This is not the end of Oil

The current spike in gasoline has folks all a flutter about this being the end of the oil economy, the death of the combustion engine, etc. It ain’t happening folks.

I will wager $100 with anyone who wants to, that we are not seeing the end of the oil economy. I have no take on whether or not that end will someday come as chaos or as a great boom of scientific achievement, creating new tech that gets us past oil. I’m just saying this isn’t it yet, not even the beginning of it. I have doubt that we’ll see it in the next 50 years, even with the industrialization of China and India. The current oil prices are artificial, as artificial as the stock bubble I started screaming about ten years ago. Oil is currently valued by fear, speculation, and mania, with a little help from the instability that Bush created in the middle east and several OPEC nations that are happy to keep the prices up. I studied the oil economy as part of my graduate research. It’s been a huge part of the political picture in Latin America, bigger than it has been here, for the last century. Subsidized Soviet oil let Castro break free of the U.S. The lack of it was one major factor that kept Jamaica from being able to do so. A belief that the expensive oil of the late 70s and early 80s would last forever, bankrupted Mexico when oil came back down, utterly destroying the peso in the process.

I don’t know what it is in people that makes it so easy to look at what’s going on right now and decide that it’s going to go on forever. During the height of the stock mania, there were well respected pundits and stock analysts saying that the NASDAQ would reach 10,000 and the Dow would reach 36,000. Between 20 and 30 years ago, people were saying most of the same stuff about oil that’s being said right now. It didn’t come to pass then, it won’t come to pass now. I can’t even count how many times in my life I’ve heard pundits say that we’ve reached a point where they’re not going to find anymore oil. That hasn’t even happened yet and I don’t think it’s going to happen too soon.

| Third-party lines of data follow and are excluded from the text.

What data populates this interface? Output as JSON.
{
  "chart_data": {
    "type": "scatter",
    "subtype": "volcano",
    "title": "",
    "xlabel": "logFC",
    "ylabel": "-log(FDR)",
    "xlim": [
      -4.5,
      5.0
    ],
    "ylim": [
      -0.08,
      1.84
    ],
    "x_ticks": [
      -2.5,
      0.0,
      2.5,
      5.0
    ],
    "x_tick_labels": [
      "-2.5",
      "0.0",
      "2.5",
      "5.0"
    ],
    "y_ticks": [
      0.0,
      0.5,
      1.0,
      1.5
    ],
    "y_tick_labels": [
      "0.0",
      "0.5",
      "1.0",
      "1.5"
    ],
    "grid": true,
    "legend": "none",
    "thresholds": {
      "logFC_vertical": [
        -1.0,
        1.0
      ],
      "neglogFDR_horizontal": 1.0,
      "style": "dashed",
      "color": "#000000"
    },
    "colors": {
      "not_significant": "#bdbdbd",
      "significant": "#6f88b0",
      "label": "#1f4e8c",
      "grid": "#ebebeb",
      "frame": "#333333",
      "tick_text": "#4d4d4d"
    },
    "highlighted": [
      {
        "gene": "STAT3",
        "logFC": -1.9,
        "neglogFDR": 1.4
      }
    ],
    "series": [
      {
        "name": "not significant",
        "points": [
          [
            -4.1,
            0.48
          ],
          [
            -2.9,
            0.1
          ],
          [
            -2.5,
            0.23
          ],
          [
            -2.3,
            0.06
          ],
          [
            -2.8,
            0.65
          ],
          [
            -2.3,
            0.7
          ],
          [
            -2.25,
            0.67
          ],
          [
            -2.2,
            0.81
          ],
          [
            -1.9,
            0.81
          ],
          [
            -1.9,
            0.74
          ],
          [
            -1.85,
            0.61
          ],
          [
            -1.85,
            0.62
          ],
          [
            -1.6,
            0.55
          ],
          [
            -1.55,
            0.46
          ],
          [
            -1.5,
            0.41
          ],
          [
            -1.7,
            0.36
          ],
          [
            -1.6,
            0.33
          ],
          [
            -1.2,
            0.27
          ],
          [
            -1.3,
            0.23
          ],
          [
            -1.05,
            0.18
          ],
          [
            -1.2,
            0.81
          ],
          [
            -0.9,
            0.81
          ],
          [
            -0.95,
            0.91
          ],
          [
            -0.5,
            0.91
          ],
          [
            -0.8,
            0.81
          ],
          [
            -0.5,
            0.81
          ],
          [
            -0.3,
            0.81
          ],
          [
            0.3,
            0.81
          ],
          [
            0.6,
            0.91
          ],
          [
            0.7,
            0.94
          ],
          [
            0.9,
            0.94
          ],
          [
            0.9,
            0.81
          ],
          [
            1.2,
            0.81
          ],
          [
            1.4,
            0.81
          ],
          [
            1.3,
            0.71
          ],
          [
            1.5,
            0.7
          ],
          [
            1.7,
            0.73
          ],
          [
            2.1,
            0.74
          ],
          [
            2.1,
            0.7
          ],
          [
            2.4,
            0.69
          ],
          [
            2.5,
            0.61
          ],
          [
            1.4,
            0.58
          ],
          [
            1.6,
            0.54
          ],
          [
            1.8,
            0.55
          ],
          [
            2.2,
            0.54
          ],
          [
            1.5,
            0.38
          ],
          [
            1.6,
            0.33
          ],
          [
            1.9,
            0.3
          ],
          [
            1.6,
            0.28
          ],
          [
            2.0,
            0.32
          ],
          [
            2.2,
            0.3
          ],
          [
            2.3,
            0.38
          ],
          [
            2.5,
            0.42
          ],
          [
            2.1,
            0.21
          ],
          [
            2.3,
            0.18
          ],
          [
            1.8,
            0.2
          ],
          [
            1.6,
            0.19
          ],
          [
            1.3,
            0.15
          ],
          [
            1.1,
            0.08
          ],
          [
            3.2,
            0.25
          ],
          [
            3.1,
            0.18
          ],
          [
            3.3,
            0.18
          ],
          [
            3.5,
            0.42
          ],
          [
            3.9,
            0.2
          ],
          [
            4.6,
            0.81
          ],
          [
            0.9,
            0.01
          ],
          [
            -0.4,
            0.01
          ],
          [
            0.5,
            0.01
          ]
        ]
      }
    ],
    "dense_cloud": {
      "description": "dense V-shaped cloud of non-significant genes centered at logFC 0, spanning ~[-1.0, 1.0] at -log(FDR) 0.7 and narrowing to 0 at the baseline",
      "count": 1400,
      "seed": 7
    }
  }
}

Don’t get me wrong. I’ll be really happy if this starts a permanent trend toward hybrid engines and clean diesel turbo engines. That’d be great. But right now, even with the trendiness and hype, those kind of cars only make up about 2% of the U.S. market. But there were plenty of predictions in the 80s that gas prices and fuel economy regulations were going to spell the death of the V8 for all but luxury vehicles.

If you follow the news heavily, you’ll see that our leaders don’t believe the hype on this either. They know that oil could be brought back down if the psychology changes and right people decide to do it. They’re more worried about trying to prevent a return to the really cheap oil and gas of the late 90s than they are about bringing down gas prices right now. We have heavy hitters in the U.S. policy apparatus talking about things like a regulated floor price for oil on the international market and stealthier versions of the same thing for domestic gasoline prices. I’m inclined to believe that with a return to $1.50 gas, hybrids and conservation and all of that would go back to being a fringe part of the market again, the same way that compact cars and family sedans with 4 cylinder engines dropped market share during the cheap oil and gas era of the 1990s up through the attack on Iraq.